Madame Odette-Luce BOUVIER, Conseillère

qui en ont délibéré

Greffier, lors des débats : Mlle Véronique COUVET

ARRET :

- CONTRADICTOIRE

- par mise à disposition de l'arrêt au greffe de la Cour, les parties en ayant été préalablement avisées dans les conditions prévues au deuxième alinéa de l'article 450 du code de procédure civile.

- signé par Madame Nicole GIRERD, président et par Mlle Véronique COUVET, greffier.
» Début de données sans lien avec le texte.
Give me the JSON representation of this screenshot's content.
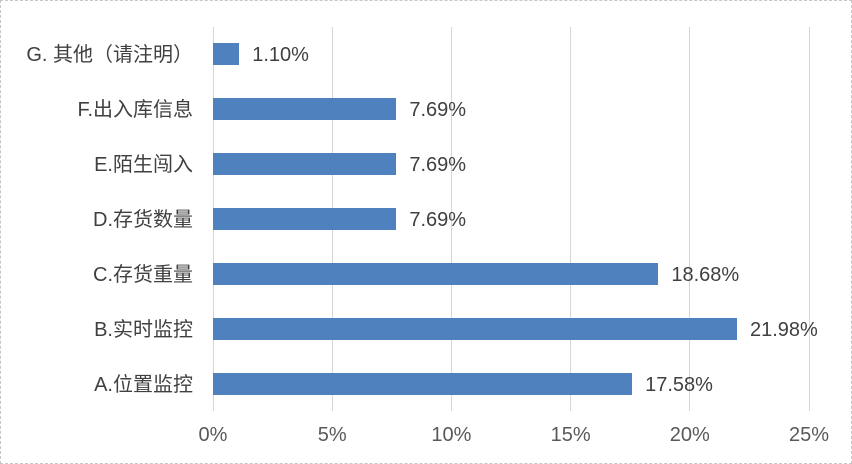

La société Bricorama, condamnée sous astreinte à fermer ses magasins présents en région parisienne par une décision de référé du 6 janvier 2012, confirmée par la cour d'appel de Versailles le 31 octobre suivant, a, invoquant le souci de faire respecter les règles d'une concurrence loyale, assigné en référé devant le tribunal de commerce de Bobigny les sociétés Castorama France et Leroy Merlin France et Leroy Merlin GSB, aux fins de voir ordonner sous astreinte la fermeture de leurs magasins de la région parisienne ouverts le dimanche sans autorisation.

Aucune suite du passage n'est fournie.